Oleh: Yunda Ika Monika, Kader HMI MPO Komisariat UIN SMH Banten
Allah menciptakan manusia dengan berpasang-pasangan sebagai salah satu bukti kebesaran Allah. Allah menciptakan laki-laki dan perempuan untuk saling menyempurnakan kekurangan satu sama lain.
Sebagaimana firman Allah dalam QS Az-Zariyat ayat 49:
وَمِنْ كُلِّ شَيْءٍ خَلَقْنَا زَوْجَيْنِ لَعَلَّكُمْ تَذَكَّرُوْنَ – ٤٩
Artinya: “Dan segala sesuatu Kami ciptakan berpasang-pasangan agar kamu mengingat (kebesaran Allah).” (QS. Az Zariyat: 49).
Hakikatnya perempuan ingin dimengerti, sedangkan laki-laki ingin dihargai. Artinya, jika perempuan ingin dimengerti, maka perempuan harus memberikan pengertian kepada suaminya, sedangkan ketika seorang suami sudah mengerti istri, maka istri pun akan selalu menghargai suaminya.
Perempuan itu bukan untuk dituntut tapi untuk dituntun, sebab perempuan ibarat anak kecil yang sudah bisa berjalan, tapi sering kali terjatuh, jadi “Jangan genggam aku terlalu erat, sebab aku tak ingin digiring, tapi aku ingin seiring denganmu.”
Seringkali perempuan dipojokan dengan perkataan “Sudahlah, tak usah berpendidikan tinggi, ujung-ujungnya perempuan kan hanya sebatas di dapur, sumur, dan kasur, kalau kamu berpendidikan tinggi mau menyaingi laki-laki? Mau ngerendahin laki-laki sebagai suami kamu sendiri?”
Stigma seperti itu di zaman sekarang bertebaran dimana-mana, seolah perempuan punya pendidikan tinggi karena berniat ingin menyaingi laki-laki, apalagi perkataan “Nanti pada minder loh laki-laki sama kamu.”

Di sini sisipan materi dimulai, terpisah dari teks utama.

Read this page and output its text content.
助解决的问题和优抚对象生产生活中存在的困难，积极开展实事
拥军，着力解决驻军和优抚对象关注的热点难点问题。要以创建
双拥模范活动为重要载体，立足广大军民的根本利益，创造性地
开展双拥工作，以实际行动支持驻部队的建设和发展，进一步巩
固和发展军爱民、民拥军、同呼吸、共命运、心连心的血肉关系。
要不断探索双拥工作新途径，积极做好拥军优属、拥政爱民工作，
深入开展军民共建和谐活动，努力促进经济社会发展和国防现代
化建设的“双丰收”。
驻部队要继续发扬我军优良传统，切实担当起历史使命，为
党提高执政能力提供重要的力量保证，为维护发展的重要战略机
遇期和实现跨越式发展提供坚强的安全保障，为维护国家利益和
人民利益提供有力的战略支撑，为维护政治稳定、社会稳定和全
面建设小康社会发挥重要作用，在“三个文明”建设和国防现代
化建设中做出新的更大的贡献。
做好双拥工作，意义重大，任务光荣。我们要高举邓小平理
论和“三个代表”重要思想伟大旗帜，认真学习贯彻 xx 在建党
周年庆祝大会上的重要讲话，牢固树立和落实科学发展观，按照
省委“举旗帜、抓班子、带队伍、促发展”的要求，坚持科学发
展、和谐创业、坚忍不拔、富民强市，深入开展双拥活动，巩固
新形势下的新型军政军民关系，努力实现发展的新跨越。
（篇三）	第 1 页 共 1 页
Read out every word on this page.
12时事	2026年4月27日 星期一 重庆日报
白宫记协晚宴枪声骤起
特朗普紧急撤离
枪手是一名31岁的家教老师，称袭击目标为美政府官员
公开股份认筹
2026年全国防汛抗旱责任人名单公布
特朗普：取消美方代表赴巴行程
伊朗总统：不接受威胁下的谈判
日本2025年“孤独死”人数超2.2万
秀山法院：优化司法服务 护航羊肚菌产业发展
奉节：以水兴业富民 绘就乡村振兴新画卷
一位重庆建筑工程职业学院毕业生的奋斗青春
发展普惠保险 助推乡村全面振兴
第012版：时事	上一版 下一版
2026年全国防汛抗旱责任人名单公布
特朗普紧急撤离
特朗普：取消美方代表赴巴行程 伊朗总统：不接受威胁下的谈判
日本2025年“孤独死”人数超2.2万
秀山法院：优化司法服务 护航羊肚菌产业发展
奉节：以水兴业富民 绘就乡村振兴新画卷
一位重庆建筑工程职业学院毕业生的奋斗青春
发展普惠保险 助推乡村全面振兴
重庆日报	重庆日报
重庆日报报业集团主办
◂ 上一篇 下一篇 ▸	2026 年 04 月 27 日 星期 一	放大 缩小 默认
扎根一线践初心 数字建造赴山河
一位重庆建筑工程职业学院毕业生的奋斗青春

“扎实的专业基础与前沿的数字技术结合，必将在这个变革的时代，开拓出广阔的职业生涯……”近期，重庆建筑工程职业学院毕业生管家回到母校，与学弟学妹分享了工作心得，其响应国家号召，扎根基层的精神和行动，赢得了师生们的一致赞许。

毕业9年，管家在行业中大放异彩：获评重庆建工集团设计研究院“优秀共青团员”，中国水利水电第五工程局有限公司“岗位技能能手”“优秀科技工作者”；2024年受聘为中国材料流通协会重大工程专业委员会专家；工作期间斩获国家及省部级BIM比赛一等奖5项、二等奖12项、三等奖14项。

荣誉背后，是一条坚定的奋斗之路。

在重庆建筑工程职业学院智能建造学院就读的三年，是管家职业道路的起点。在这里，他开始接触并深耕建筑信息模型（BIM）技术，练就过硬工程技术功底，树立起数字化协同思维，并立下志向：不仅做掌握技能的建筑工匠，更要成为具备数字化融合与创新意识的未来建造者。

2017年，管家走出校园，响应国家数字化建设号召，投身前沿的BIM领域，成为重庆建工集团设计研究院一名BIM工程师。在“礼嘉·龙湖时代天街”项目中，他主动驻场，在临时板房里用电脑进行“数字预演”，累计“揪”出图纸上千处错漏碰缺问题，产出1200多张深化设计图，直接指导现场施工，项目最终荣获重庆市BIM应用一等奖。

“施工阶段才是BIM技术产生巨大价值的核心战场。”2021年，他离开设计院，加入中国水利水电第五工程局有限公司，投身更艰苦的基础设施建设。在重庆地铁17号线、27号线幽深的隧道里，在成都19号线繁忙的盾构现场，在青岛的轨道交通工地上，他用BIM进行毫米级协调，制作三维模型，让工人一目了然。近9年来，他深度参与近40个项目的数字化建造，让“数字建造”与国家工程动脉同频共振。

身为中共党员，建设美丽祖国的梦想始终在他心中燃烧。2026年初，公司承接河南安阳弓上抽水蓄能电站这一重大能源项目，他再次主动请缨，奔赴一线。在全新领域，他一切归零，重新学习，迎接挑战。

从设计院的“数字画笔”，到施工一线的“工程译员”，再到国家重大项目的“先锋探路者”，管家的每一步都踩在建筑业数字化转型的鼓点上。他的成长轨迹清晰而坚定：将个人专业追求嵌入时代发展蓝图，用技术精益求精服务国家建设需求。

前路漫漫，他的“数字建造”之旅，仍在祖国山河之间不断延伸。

Hanya karena perempuan punya pendidikan tinggi, laki-laki merasa tidak percaya diri dan takut disaingi? Padahal, seharusnya laki-laki merasa bersyukur ketika mendapatkan perempuan yang punya pendidikan tinggi, sebab mendidik anak bagi laki-laki dimulai saat memilih siapa ibunya.